École de technologie supérieure

 

Domaine : technologies de l'information et des communications

Programme : projet de recherche en équipe

Concours 2017-2018

La réalité virtuelle (RV) immersive (visualisé dans un casque de RV) permet qu'un utilisateur voit le corps d'un avatar plutôt que de voir son propre corps. Lorsque cet avatar suit les mouvements de l'utilisateur sans délais, ça crée une illusion d'incarnation chez l'utilisateur qui a l'impression que le corps de l'avatar est en fait son propre corps. Les récente études ont montré qu'il est possible de modifier les mouvements de l'avatar en ajoutant un décalage ou une amplification par rapport aux mouvements de l'utilisateur sans briser l'illusion d'incarnation.

De plus, il a été montré que l'incarnation cause une dérive physique où l'utilisateur déplace automatiquement son corps pour se rapprocher de la position de son avatar. Ainsi, le présent projet vise à développer un avatar temps-réel qui présente un mouvement où les déficits sont réduits pour entrainer des changements dans les patrons de marche de personnes qui ont subi des AVC et ont une marche asymétrique.

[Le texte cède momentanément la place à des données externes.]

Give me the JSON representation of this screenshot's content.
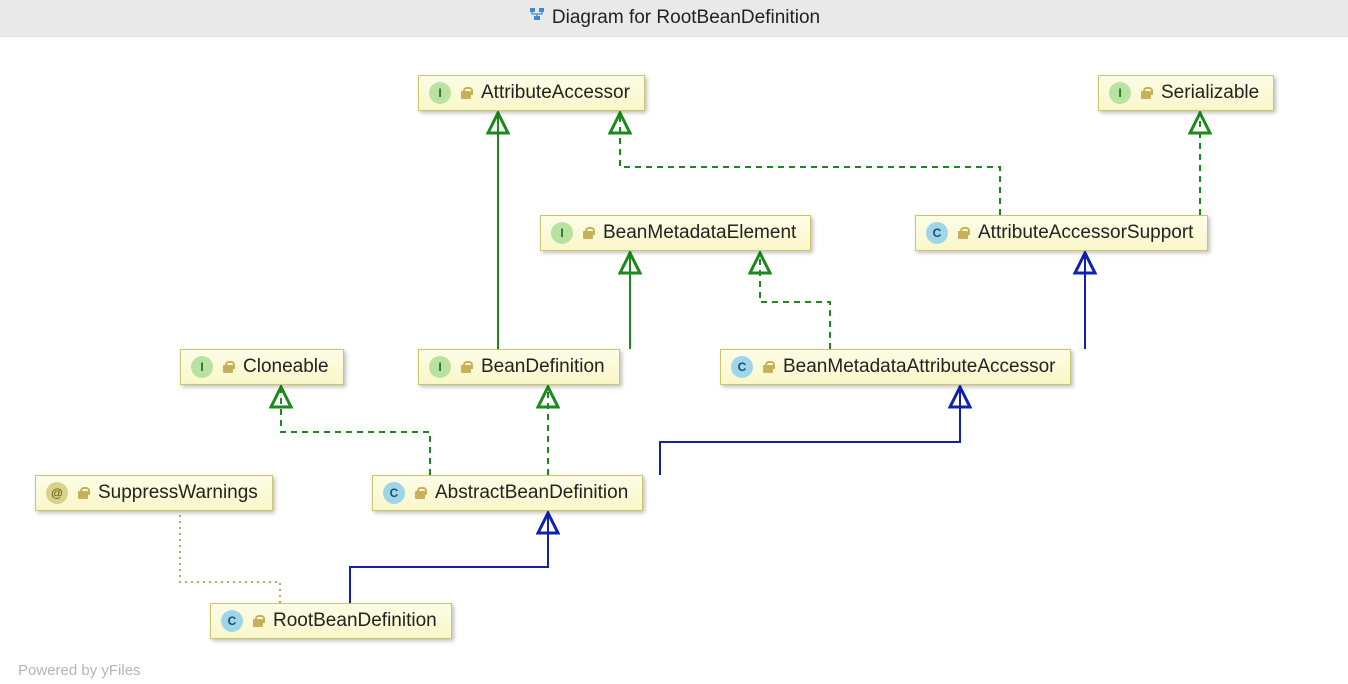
{
  "header": {
    "title": "Diagram for RootBeanDefinition"
  },
  "footer": {
    "text": "Powered by yFiles"
  },
  "nodes": {
    "attributeAccessor": {
      "label": "AttributeAccessor",
      "type": "I"
    },
    "serializable": {
      "label": "Serializable",
      "type": "I"
    },
    "beanMetadataElement": {
      "label": "BeanMetadataElement",
      "type": "I"
    },
    "attrAccessorSupport": {
      "label": "AttributeAccessorSupport",
      "type": "C"
    },
    "cloneable": {
      "label": "Cloneable",
      "type": "I"
    },
    "beanDefinition": {
      "label": "BeanDefinition",
      "type": "I"
    },
    "beanMetaAttrAccessor": {
      "label": "BeanMetadataAttributeAccessor",
      "type": "C"
    },
    "suppressWarnings": {
      "label": "SuppressWarnings",
      "type": "@"
    },
    "abstractBeanDefinition": {
      "label": "AbstractBeanDefinition",
      "type": "C"
    },
    "rootBeanDefinition": {
      "label": "RootBeanDefinition",
      "type": "C"
    }
  },
  "edges": [
    {
      "from": "beanDefinition",
      "to": "attributeAccessor",
      "kind": "implements"
    },
    {
      "from": "beanDefinition",
      "to": "beanMetadataElement",
      "kind": "implements"
    },
    {
      "from": "attrAccessorSupport",
      "to": "attributeAccessor",
      "kind": "implements"
    },
    {
      "from": "attrAccessorSupport",
      "to": "serializable",
      "kind": "implements"
    },
    {
      "from": "beanMetaAttrAccessor",
      "to": "beanMetadataElement",
      "kind": "implements"
    },
    {
      "from": "beanMetaAttrAccessor",
      "to": "attrAccessorSupport",
      "kind": "extends"
    },
    {
      "from": "abstractBeanDefinition",
      "to": "cloneable",
      "kind": "implements"
    },
    {
      "from": "abstractBeanDefinition",
      "to": "beanDefinition",
      "kind": "implements"
    },
    {
      "from": "abstractBeanDefinition",
      "to": "beanMetaAttrAccessor",
      "kind": "extends"
    },
    {
      "from": "rootBeanDefinition",
      "to": "abstractBeanDefinition",
      "kind": "extends"
    },
    {
      "from": "rootBeanDefinition",
      "to": "suppressWarnings",
      "kind": "annotation"
    }
  ]
}
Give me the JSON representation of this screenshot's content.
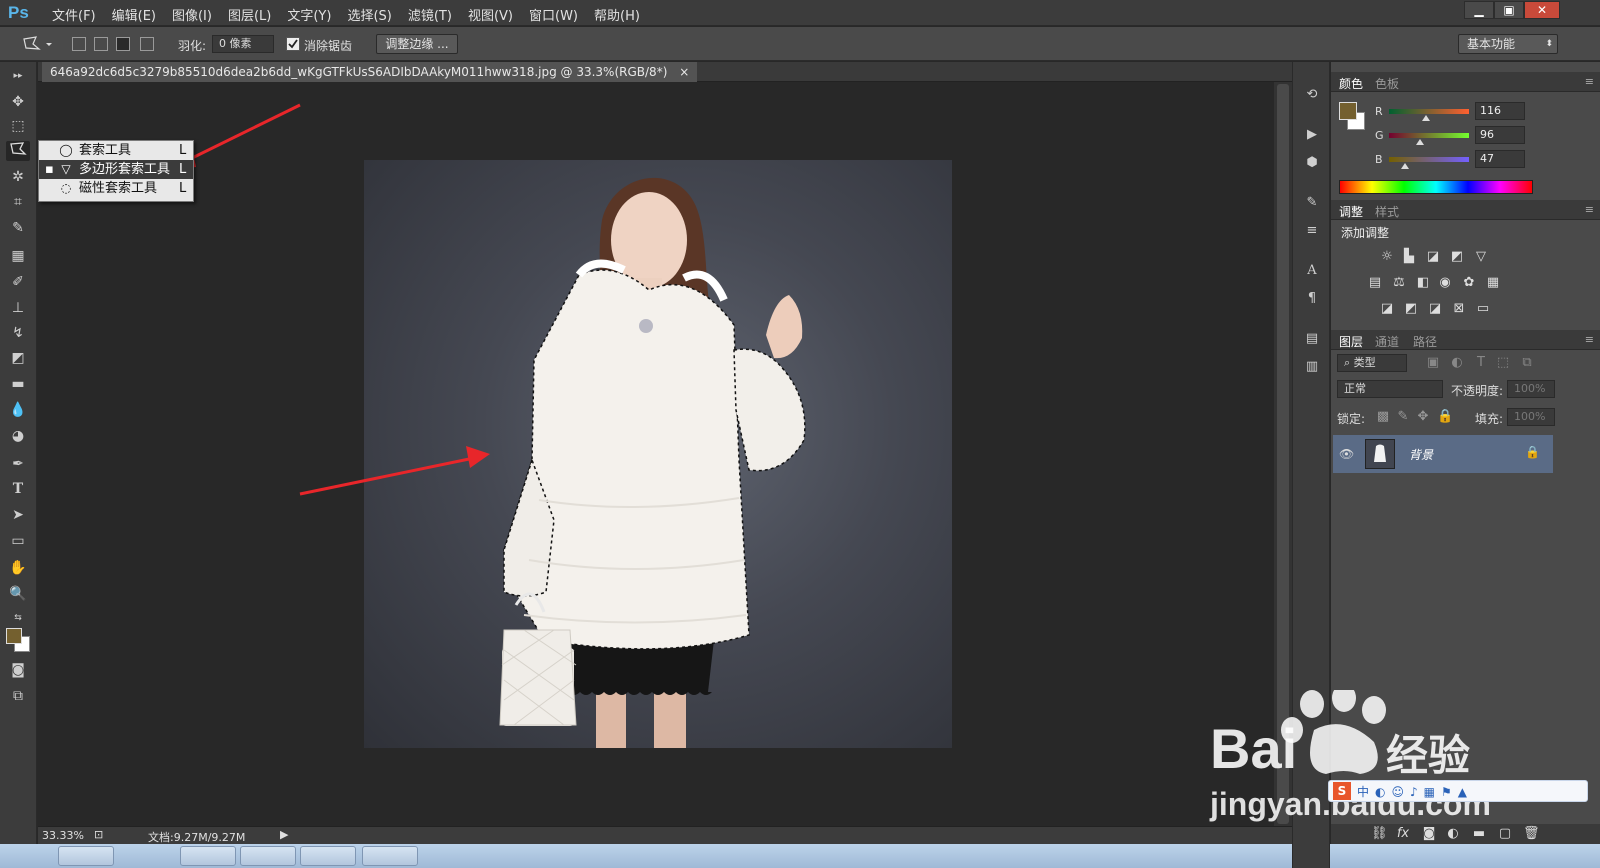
{
  "app": {
    "logo": "Ps"
  },
  "menu": [
    "文件(F)",
    "编辑(E)",
    "图像(I)",
    "图层(L)",
    "文字(Y)",
    "选择(S)",
    "滤镜(T)",
    "视图(V)",
    "窗口(W)",
    "帮助(H)"
  ],
  "window_controls": {
    "minimize": "▁",
    "restore": "▣",
    "close": "✕"
  },
  "options": {
    "feather_label": "羽化:",
    "feather_value": "0 像素",
    "antialias_label": "消除锯齿",
    "antialias_checked": true,
    "refine_edge_button": "调整边缘 ...",
    "workspace": "基本功能"
  },
  "document": {
    "tab_title": "646a92dc6d5c3279b85510d6dea2b6dd_wKgGTFkUsS6ADIbDAAkyM011hww318.jpg @ 33.3%(RGB/8*)",
    "close": "×"
  },
  "lasso_flyout": [
    {
      "label": "套索工具",
      "key": "L",
      "icon": "lasso-icon",
      "selected": false
    },
    {
      "label": "多边形套索工具",
      "key": "L",
      "icon": "polygonal-lasso-icon",
      "selected": true
    },
    {
      "label": "磁性套索工具",
      "key": "L",
      "icon": "magnetic-lasso-icon",
      "selected": false
    }
  ],
  "status": {
    "zoom": "33.33%",
    "doc_size": "文档:9.27M/9.27M"
  },
  "color_panel": {
    "tabs": [
      "颜色",
      "色板"
    ],
    "active_tab": "颜色",
    "foreground": "#74602f",
    "background": "#ffffff",
    "R": {
      "label": "R",
      "value": "116"
    },
    "G": {
      "label": "G",
      "value": "96"
    },
    "B": {
      "label": "B",
      "value": "47"
    }
  },
  "adjust_panel": {
    "tabs": [
      "调整",
      "样式"
    ],
    "active_tab": "调整",
    "title": "添加调整"
  },
  "layers_panel": {
    "tabs": [
      "图层",
      "通道",
      "路径"
    ],
    "active_tab": "图层",
    "filter_kind": "类型",
    "blend_mode": "正常",
    "opacity_label": "不透明度:",
    "opacity_value": "100%",
    "lock_label": "锁定:",
    "fill_label": "填充:",
    "fill_value": "100%",
    "layers": [
      {
        "name": "背景",
        "visible": true,
        "locked": true
      }
    ]
  },
  "watermark": {
    "brand": "Bai",
    "brand2": "经验",
    "site": "jingyan.baidu.com"
  },
  "colors": {
    "accent_ps": "#5ab6ea",
    "arrow": "#e8262a",
    "layer_highlight": "#5a6b86"
  }
}
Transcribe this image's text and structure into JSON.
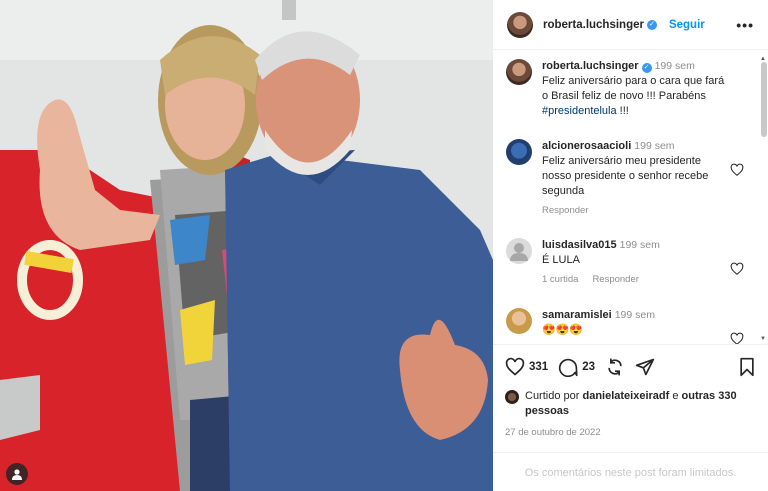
{
  "post": {
    "author": "roberta.luchsinger",
    "follow_label": "Seguir",
    "more_label": "•••"
  },
  "comments": [
    {
      "name": "roberta.luchsinger",
      "time": "199 sem",
      "text_pre": "Feliz aniversário para o cara que fará o Brasil feliz de novo !!! Parabéns ",
      "tag": "#presidentelula",
      "text_post": " !!!",
      "verified": true
    },
    {
      "name": "alcionerosaacioli",
      "time": "199 sem",
      "text": "Feliz aniversário meu presidente nosso presidente o senhor recebe segunda",
      "reply": "Responder"
    },
    {
      "name": "luisdasilva015",
      "time": "199 sem",
      "text": "É LULA",
      "likes": "1 curtida",
      "reply": "Responder"
    },
    {
      "name": "samaramislei",
      "time": "199 sem",
      "text": "😍😍😍"
    }
  ],
  "stats": {
    "likes": "331",
    "comments": "23"
  },
  "liked_by": {
    "prefix": "Curtido por ",
    "user": "danielateixeiradf",
    "middle": " e ",
    "others": "outras 330 pessoas"
  },
  "date": "27 de outubro de 2022",
  "limited_notice": "Os comentários neste post foram limitados."
}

Les travaux préliminaires des membres de l'équipe supportent la faisabilité du projet proposé qui est divisé en trois phases. La phase 1 prévoit le développement et la validation d'un avatar qui module les paramètres spatiotemporels pour diminuer l'asymétrie de la marche. La phase 2 prévoit l'intégration de vibrateurs placés sur les muscles des jambes pour donner un retour proprioceptif (on fait percevoir des mouvements que l'utilisateur ne fait pas réellement) correspondant au retour visuel pour renforcer l'illusion d'incarnation. La phase 3 prévoit le contrôle de l'avatar par une interface cerveau-machine pour permettre l'entrainement moteur aux patients qui ne peuvent pas de contrôler l'avatar par le mouvement. Le projet implique des chercheurs en informatique, biomécanique, réadaptation et neuroscience.